La première fois, c’est en tirant la tresse de sa
sœur qu’elle voit le podium. Et sa sœur, contre toute attente, gagne la course
de fond. Claire, elle, se préoccupe surtout de la petite touffe de poil, pas
plus grosse qu’une pièce d’un centime, qui pousse sur son flanc. Puis, d’une
caresse sur le dos du chat, elle entrevoit le pare-chocs. Le lendemain,
l’animal passe à trépas, renversé. Et d’autres poils, roux, sous l’avant-bras.
Roux comme ceux du chat.
Ensuite,
à chaque contact pileux, une vision, proche ou lointaine, erratique, mais
immanquablement juste. On pourrait gloser sur le pourquoi, s’interroger sur la
déviation du processus de kératogénèse de l’épiderme qui aurait gardé un lien
osmotique entre peau et poil, s’exemptant de la phase de différenciation,
peut-être à un niveau vibratoire. C’est sans doute ce que feraient les
scientifiques dans leur besoin de classifier et de comprendre. C’est
certainement ce qu’ils feront plus tard, précipitant Claire dans l’égarement.
Quant
à elle, l’avenir est au bout du toucher, toute pilosité livre le destin de son
propriétaire. Malheureuse contrepartie, à chaque fois une nouvelle touffe de
poils pousse sur son corps, en tous lieux, des poils identiques à ceux qu’elle
a touchés, même texture, même coloris. Au début, elle les cache sous ses
vêtements, mais ils grandissent tant qu’ils forment des volumes saugrenus
qu’elle parvient de moins en moins à justifier. Pourtant, peu à peu, malgré son
étrangeté, on se bouscule à sa porte pour un oracle. Et sa peau se couvre d’une
toison encore éparse mais composite, multicolore.
Un
jour qu’elle prédit une faillite à un financier, celui-ci a le temps de
revendre ses actions et de réinvestir ailleurs, récoltant ainsi des millions.

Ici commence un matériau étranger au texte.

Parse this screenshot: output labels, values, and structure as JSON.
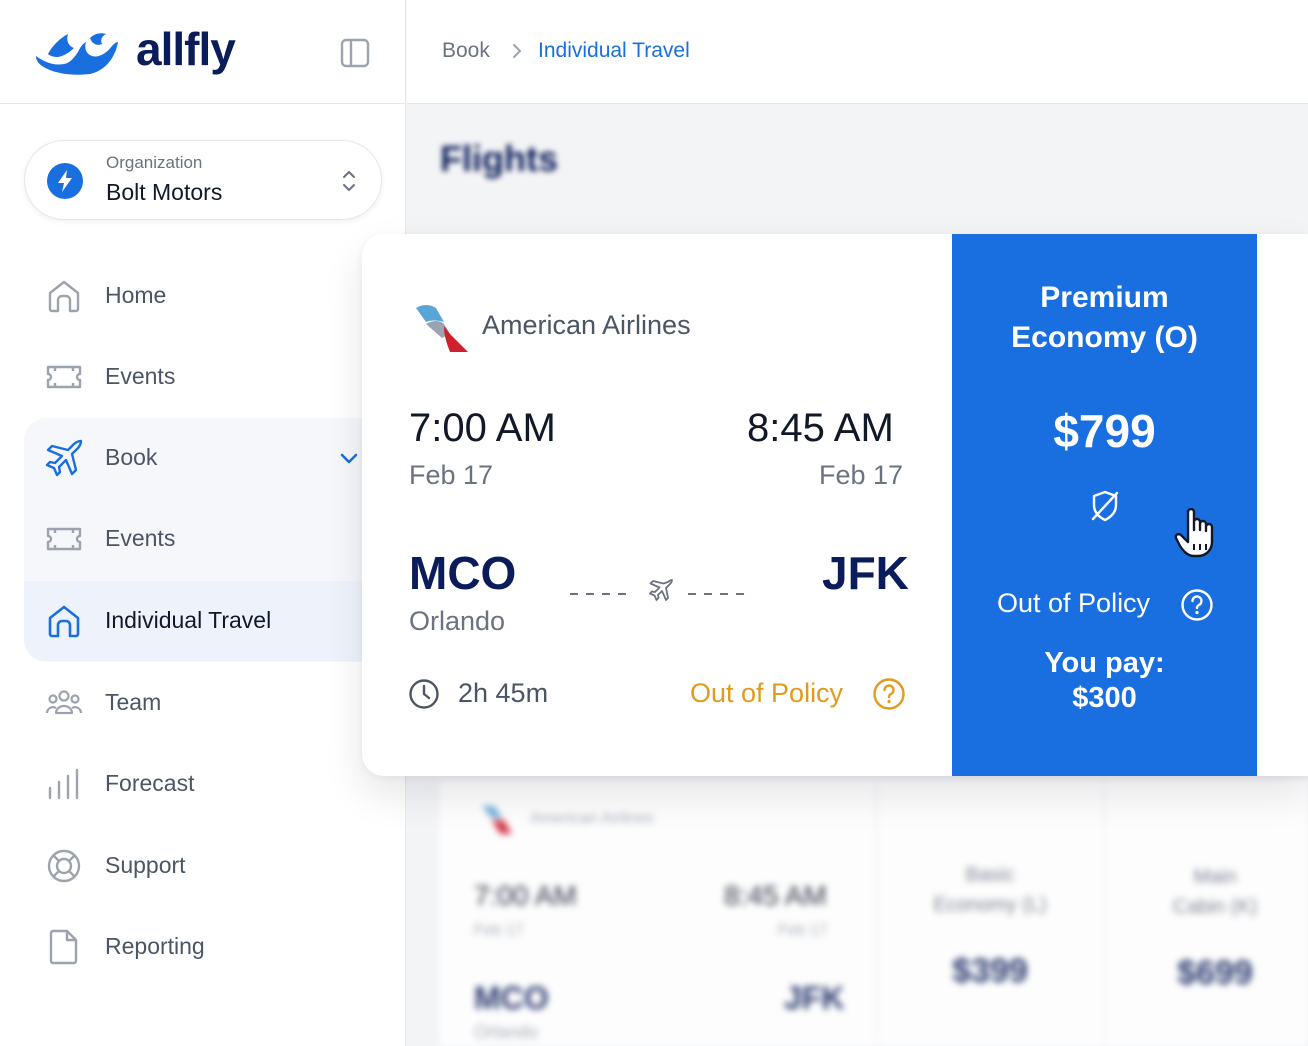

Ainsi, le don de Claire ne se contente plus de dire le futur, il est la graine
de sa modification. Hélas, que n’a-t-elle pu lire l’avenir dans ses propres
cheveux ! Sa renommée grandit, tant de personnes changent par son intercession
leur vie que l’étau se resserre. Sous prétexte d’études et de sécurité, elle
est séquestrée par le gouvernement : on lui fait palper cheveux et poils
et ses visions permettent la collusion politique, la manipulation des opinions,
les succès électoraux immérités et, bien entendu, d’amasser des fortunes. C’est
le triomphe de la malversation pilaire.
Arrive
le jour où l’épiderme de Claire est entièrement recouvert d’un patchwork de
cheveux, longue toison qu’elle peigne chaque matin avec application ; elle
a toujours été très soignée. Ne trouvant plus de zone vierge de contact, ses
geôliers tentent de la raser, de l’épiler même, ce qu’elle trouve fort
douloureux. Mais les poils repoussent avec obstination, et toute divination est
désormais interdite. Elle devient une prisonnière inutile, mais encombrante. On
ne peut décemment la relâcher, son apparence trahirait l’ignominie gouvernementale.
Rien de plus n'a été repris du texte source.